Poszukiwany przez nas od kilku dni, zdymisjonowany ze stanowiska wicepremiera i ministra rolnictwa, lider Samoobrony Andrzej Lepper objawił się dzisiaj nagle dziennikarzom na warszawskim lotnisku Okęcie. Wcześniej pojawiły się plotki, że wyjechał na Białoruś.

Sprawdzenie listy przylotów zdaje się potwierdzać, że Lepper faktycznie był na Białorusi. Przed 15 wylądowały aż dwa samoloty z Mińska. A konferencję z udziałem „odnalezionego” zorganizowano właśnie na lotnisku o godzinie 15:15.
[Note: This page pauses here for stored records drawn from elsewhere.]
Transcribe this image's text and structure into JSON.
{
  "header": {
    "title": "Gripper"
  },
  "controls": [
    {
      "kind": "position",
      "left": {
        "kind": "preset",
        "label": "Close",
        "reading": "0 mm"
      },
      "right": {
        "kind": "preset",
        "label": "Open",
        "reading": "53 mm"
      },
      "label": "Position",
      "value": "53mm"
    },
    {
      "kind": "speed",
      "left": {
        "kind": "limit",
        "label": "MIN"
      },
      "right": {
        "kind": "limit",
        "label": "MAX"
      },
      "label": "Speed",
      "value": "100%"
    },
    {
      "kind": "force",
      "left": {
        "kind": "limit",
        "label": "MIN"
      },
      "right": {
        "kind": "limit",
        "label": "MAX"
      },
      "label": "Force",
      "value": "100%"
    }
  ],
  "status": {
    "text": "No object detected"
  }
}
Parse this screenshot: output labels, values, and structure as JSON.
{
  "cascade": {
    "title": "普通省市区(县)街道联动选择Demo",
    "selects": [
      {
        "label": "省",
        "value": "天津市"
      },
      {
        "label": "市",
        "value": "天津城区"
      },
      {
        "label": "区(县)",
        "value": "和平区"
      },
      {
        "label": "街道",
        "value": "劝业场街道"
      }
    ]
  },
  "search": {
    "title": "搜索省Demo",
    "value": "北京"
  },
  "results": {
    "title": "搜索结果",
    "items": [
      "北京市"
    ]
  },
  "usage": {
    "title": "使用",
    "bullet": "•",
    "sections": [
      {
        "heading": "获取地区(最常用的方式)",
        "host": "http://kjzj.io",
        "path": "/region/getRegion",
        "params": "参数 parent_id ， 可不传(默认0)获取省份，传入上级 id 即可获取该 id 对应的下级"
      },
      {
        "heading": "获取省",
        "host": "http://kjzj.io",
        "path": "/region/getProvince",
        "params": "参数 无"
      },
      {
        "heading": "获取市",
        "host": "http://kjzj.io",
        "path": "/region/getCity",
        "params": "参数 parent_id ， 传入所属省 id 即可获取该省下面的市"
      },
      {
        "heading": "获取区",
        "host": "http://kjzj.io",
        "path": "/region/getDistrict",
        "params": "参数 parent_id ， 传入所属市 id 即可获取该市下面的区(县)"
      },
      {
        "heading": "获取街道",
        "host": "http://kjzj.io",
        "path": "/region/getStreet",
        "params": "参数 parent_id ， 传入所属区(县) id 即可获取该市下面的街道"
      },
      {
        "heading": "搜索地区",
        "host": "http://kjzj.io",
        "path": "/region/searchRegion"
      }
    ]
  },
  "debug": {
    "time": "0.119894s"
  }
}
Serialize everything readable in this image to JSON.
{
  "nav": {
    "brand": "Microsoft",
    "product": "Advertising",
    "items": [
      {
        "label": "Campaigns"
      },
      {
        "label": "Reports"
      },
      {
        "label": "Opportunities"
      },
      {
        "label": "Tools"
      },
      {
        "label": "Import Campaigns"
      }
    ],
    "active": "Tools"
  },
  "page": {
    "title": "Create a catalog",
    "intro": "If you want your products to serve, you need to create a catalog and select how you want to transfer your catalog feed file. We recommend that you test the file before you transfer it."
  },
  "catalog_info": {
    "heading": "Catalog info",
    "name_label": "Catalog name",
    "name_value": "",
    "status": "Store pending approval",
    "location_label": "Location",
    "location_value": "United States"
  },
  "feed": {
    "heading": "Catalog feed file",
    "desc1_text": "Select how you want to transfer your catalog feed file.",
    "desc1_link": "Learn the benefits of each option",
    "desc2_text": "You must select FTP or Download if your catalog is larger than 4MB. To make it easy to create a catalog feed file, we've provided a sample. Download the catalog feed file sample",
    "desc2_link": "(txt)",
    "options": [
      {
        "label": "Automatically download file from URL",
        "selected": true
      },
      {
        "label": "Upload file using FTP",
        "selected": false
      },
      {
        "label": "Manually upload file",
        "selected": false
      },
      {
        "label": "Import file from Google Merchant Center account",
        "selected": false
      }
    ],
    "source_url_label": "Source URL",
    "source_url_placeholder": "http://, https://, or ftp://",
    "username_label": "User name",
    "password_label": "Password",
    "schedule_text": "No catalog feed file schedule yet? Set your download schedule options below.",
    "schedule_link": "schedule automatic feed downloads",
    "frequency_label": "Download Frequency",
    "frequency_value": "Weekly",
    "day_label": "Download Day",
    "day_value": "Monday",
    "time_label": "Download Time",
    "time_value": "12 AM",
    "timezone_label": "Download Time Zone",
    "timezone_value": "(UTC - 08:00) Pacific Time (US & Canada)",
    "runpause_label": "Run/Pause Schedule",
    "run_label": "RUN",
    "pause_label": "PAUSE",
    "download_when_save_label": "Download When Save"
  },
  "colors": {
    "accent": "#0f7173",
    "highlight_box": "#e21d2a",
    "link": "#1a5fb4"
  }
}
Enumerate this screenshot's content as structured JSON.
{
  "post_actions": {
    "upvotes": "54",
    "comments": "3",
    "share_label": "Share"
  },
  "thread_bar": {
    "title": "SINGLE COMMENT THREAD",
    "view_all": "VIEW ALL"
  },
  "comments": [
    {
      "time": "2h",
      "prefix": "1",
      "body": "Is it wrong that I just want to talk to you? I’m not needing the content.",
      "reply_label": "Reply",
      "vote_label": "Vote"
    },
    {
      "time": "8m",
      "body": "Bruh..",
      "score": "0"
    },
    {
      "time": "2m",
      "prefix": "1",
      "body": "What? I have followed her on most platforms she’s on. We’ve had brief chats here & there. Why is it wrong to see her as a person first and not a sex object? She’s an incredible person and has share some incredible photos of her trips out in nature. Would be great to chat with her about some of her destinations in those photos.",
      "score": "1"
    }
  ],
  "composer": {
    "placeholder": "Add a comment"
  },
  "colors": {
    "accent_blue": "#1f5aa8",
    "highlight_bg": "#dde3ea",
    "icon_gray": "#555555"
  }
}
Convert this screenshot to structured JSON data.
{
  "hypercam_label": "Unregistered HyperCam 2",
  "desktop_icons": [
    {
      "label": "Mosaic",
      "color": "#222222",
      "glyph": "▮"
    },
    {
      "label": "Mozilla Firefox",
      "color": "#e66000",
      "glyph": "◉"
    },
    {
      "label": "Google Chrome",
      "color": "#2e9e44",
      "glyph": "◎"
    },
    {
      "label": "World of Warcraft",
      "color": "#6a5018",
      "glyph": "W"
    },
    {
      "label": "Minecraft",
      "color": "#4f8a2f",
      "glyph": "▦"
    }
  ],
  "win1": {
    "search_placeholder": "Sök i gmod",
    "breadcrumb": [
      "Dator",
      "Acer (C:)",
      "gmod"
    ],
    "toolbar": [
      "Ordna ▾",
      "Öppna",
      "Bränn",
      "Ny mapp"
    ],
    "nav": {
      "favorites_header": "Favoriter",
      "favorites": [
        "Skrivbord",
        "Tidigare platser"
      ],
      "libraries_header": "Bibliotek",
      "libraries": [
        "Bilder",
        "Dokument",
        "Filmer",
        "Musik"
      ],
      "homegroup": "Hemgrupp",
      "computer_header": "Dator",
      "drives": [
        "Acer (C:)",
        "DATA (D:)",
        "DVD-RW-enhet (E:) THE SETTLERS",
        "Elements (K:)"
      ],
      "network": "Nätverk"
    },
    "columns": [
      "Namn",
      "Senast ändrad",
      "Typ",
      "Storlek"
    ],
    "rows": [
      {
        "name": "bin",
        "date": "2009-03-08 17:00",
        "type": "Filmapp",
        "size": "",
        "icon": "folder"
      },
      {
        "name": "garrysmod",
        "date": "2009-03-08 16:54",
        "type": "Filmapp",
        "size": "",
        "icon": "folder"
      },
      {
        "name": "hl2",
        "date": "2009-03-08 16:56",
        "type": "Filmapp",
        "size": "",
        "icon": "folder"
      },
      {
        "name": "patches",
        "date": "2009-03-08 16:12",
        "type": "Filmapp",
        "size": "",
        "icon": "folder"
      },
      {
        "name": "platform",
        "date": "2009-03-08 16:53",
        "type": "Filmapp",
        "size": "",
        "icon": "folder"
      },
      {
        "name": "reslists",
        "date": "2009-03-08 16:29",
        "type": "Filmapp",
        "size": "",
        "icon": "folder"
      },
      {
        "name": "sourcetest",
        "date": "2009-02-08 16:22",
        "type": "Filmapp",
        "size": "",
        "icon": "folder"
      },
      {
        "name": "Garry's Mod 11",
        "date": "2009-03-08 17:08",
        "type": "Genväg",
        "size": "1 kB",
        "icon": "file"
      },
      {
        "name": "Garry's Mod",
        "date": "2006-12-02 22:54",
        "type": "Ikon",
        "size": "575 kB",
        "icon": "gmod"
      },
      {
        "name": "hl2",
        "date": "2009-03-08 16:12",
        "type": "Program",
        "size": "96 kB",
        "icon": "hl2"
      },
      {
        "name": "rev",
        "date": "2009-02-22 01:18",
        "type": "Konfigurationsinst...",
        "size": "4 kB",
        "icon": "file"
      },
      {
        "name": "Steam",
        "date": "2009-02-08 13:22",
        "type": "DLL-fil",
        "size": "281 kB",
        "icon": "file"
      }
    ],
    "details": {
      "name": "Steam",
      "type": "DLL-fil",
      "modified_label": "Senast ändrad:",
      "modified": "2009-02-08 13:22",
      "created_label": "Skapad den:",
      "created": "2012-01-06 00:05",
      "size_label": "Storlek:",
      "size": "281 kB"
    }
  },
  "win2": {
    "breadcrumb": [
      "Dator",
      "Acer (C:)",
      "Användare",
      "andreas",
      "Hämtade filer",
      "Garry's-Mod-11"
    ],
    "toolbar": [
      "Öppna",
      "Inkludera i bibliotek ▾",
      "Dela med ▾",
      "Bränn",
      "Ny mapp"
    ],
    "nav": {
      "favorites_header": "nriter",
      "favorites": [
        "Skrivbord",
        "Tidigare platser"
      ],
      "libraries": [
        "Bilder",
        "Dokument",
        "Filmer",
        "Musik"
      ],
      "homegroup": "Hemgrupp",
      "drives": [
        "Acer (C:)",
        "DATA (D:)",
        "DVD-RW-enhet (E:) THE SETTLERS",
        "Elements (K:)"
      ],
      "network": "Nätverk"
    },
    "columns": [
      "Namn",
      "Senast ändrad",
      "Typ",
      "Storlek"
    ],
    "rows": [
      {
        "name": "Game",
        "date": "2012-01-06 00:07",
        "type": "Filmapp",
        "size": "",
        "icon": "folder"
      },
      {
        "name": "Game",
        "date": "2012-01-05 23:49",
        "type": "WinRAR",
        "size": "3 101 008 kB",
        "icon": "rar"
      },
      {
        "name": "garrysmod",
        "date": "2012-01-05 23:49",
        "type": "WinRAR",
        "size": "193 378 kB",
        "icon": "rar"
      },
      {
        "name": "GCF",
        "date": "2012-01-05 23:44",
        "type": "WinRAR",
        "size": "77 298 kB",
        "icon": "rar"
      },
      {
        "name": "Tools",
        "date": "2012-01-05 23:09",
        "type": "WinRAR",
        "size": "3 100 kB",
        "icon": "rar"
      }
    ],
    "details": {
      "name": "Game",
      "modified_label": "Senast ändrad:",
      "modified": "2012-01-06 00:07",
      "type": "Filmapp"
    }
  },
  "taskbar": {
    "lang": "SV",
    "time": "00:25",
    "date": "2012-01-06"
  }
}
Zapytany o sprawę nagrań Renaty Beger, odpowiedział zgodnie z oczekiwaniami dziennikarzy: „A nie mówiłem?”. Lepper zmieszał z błotem partię rządzącą, zarzucając jej korupcję w czystym wydaniu. Zaprzeczył, że wiedział o planowanej prowokacji, twierdząc, że odpoczywał i czekał na „uspokojenie sytuacji politycznej w kraju”.

Poinformował też, że Samoobrona jeszcze przed publikacją materiału złożyła wniosek o powołanie sejmowej komisji śledczej do zbadania wszystkich nieczystych zagrywek PiS. Dodał, że ma sygnały od innych partii opozycyjnych, że wniosek ten zostanie poparty.